Femoral Nerve Entrapment

Femoral nerve entrapment is the pinching of the femoral nerve at some point along its course. Most often, that occurs at the spine. Pinching of the femoral nerve will cause pain, numbness or weakness felt in the front of the thigh.

Most of the time, the problem will end up going away without ever having to worry about getting any type of treatment, but that isn’t always the case. There are some instances where medications and therapies are used to help improve symptoms in individuals, especially if you have suffered with symptoms lasting longer than two weeks.

Causes of Femoral Nerve Entrapment

The most common cause is a disc prolapse at the L2/3 or L3/4 vertebra in the spine. As the disc bulges or prolapses backwards, it can hit the branch of the femoral nerve, causing symptoms into the front of the thigh. Degenerative change around the spine can also narrow the gap (foramen) where the nerve exits the spinal cord, and can pinch the femoral nerve. The femoral nerve is also commonly pinched in cases of hip arthritis, with patients often reporting pain travelling down the front of the thigh to the knee. Other causes can be anything which grows inside the body, such as a space occupying growth or tumour, but these are far less common.

If your therapist or consultant suspects a trapped nerve, they might suggest an MRI scan of the spine, or hip joint. This would show how badly the nerve is compressed, and any underlying issues. An MRI scan takes about 20-25 mins per region.

Femoral Nerve Entrapment Anatomy

Your femoral nerve runs from your spine right down into your hip area, and down the front of the leg. It is located near your groin and works to control all of the muscles that help to move your hips and straighten out your legs. Without this nerve, you wouldn’t be able to feel anything in the front of your thighs and along the lower part of your legs. If it ends up getting damaged, it causes you to struggle to walk. It could end up causing problems with your ability to feel in your foot and leg.

Surrounding the femoral nerve is femoral triangle, an anatomical landmark made up of other structures such as the inguinal ligament and iliopsoas tendon which can cause impingement of the nerve.

Femoral Nerve Entrapment

How to Treat Femoral Nerve Entrapment:

  1. Identify the Cause

The first thing you need to do is take the time to identify what caused the condition in the beginning. Is it linked with any back pain? Or are you noticing stiffness in your hip joint, or difficulty getting out of bed in the morning. As there are multiple causes, you should seek a manual therapist or doctor to investigate the potential cause.

  1. Medication

When the injury doesn’t get better on its own, you can turn to a corticosteroid injection to help reduce the swelling and inflammation in the area. Pain medication works to help relieve discomfort and pain.

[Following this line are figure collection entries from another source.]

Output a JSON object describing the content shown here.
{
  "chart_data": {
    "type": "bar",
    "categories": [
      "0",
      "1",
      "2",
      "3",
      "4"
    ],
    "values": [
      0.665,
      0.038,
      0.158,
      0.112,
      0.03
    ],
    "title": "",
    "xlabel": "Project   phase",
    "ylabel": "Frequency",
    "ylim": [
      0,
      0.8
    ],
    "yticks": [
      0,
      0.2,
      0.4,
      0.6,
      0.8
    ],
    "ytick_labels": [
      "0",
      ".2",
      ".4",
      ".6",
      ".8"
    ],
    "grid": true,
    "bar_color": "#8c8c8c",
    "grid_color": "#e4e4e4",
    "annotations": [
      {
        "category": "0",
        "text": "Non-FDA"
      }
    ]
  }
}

But before you try this, you should really try physical/manual therapy…

  1. Therapy

With the help of physical therapy, you can rebuild the strength within your muscles once again. You will go through a series of exercises to help stretch out your muscles and build strength in the affected areas. Using physical therapy, you can begin reducing the amount of pain you are dealing with and regain your range of movement. Usually the nerve will be “freed” from the spine, and what will follow is a reduction in leg symptoms. The nerve may also be mobilised by working into the groin muscles if the entrapment is here.

Tips:

  • If you are diabetic, you need to get your blood sugar under control to prevent the condition from occurring in the first place.
  • When getting ready to participate in any type of sporting event, spend time stretching out beforehand to prevent strain injuries.
  • Don’t wait to begin treatment more than two weeks. Get to a medical expert ASAP to get the condition reviewed.
  • Avoid standing or sitting for long periods of time. Get up and move around at least a few minutes every hour to keep the blood moving.
  • An MRI scan of the spine might be helpful to identify how badly the nerve is trapped.